AI News NQ Analysis

Graffer Establishes 'Local LLM Utilization Technology' to Support Document Processing Without Sending Personal Data Off-Premise

NQ Score 80/100
N1 Content Completeness 9

AI Summary (NQ-processed)

Graffer has established a 'Local LLM utilization technology' that processes documents within a user's PC or internal server, without sending personal or confidential information to external servers via the internet. This technology can run on standard PC environments without requiring high-performance dedicated servers.

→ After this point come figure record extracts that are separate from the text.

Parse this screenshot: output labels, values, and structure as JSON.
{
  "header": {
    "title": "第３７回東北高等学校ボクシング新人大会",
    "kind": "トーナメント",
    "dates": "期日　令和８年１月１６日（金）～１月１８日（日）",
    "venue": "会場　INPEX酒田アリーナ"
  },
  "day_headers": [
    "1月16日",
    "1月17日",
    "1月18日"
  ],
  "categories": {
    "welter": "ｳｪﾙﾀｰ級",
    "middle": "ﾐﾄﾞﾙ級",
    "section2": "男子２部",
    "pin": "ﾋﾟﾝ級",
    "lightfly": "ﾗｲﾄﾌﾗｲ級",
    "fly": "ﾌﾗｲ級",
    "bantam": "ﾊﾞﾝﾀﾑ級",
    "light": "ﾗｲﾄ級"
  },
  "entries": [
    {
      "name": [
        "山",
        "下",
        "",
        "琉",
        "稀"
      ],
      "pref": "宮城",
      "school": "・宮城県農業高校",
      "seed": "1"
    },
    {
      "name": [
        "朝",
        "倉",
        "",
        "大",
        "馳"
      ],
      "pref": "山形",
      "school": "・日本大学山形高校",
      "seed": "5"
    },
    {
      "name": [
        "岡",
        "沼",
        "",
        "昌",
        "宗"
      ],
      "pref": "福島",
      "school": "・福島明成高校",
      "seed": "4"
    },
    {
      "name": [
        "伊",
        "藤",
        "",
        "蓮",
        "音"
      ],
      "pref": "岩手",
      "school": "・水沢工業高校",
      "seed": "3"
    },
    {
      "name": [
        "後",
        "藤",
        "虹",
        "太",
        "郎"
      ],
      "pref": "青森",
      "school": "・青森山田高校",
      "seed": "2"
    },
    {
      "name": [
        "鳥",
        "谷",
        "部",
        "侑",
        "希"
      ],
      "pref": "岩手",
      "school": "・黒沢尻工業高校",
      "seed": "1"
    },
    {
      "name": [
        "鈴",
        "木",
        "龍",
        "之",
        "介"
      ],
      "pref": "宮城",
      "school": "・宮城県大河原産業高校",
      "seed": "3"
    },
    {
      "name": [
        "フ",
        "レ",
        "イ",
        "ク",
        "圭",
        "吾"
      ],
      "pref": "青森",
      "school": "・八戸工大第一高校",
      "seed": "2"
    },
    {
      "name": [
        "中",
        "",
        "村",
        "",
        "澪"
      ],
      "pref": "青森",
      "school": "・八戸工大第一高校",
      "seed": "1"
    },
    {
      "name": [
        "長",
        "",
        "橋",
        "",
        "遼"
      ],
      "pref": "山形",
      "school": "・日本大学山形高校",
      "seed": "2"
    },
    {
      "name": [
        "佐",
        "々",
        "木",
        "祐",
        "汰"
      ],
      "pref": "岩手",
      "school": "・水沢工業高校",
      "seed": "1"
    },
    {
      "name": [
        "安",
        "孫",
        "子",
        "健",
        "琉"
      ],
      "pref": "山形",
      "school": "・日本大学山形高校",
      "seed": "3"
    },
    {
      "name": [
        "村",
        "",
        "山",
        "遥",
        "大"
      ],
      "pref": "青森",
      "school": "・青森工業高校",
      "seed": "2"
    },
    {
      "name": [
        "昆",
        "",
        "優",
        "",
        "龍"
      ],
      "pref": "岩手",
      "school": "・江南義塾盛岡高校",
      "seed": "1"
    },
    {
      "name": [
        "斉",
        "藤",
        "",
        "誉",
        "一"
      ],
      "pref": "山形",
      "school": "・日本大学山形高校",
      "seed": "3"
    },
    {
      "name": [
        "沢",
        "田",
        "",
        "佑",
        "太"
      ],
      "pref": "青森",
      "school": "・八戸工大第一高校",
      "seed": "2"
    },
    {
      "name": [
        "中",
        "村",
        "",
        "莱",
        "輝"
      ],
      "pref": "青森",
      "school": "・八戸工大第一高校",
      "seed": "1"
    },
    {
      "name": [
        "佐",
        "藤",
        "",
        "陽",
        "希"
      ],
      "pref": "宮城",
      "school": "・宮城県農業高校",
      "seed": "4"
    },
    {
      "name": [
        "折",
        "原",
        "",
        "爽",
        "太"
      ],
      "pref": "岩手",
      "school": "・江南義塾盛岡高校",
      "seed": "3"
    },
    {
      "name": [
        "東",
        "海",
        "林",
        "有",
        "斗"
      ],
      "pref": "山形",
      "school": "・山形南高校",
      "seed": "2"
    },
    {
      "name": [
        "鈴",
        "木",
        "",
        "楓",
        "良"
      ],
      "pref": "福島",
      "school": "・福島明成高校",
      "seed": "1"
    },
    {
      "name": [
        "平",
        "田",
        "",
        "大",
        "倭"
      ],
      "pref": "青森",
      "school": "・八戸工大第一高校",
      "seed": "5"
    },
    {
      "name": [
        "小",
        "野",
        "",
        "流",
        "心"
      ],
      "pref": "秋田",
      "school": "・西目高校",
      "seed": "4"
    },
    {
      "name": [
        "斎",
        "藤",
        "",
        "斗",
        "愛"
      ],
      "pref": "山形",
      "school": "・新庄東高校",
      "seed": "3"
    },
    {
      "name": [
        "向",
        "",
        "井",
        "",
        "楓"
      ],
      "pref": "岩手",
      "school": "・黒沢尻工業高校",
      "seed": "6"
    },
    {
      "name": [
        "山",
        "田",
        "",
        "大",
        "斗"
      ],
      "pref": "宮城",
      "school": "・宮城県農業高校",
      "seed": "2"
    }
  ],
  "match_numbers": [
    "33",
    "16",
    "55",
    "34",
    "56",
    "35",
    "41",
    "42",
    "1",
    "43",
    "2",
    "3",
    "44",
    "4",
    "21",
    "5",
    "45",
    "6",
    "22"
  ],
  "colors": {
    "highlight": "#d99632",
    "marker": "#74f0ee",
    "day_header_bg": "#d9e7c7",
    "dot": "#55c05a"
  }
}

It supports extraction and verification for applications and forms, enabling safe AI usage in government and financial sectors.

AI Analysis

Frequently Asked Questions

Q: What is the local LLM utilization technology established by Grapher?
A: It is a technology that completes document processing within the user's PC or internal server (on-premises environment) without sending personal information or confidential information to external servers via the internet.
Q: What types of documents does this technology support?
A: It supports images of application forms, identification documents, account information, various reports, surveys, and more, assisting in extracting necessary fields and verifying content.
Q: Is a high-performance dedicated server required?
A: No, we are advancing technical validation with a configuration that can operate on a general PC environment with a certain level of computational resources, without assuming a high-performance dedicated server.
Q: Why is a local LLM necessary?
A: In fields such as administration, finance, healthcare, and human resources, there are security constraints that prevent confidential information from being sent to servers outside the organization, making it difficult to use cloud-based generative AI.
Q: What is the cost difference between local LLM and cloud-based generative AI?
A: There are no usage-based charges that increase with the number of processed items as seen with cloud LLMs, and no large-scale infrastructure investment is required, making it easier to predict costs for routine operations.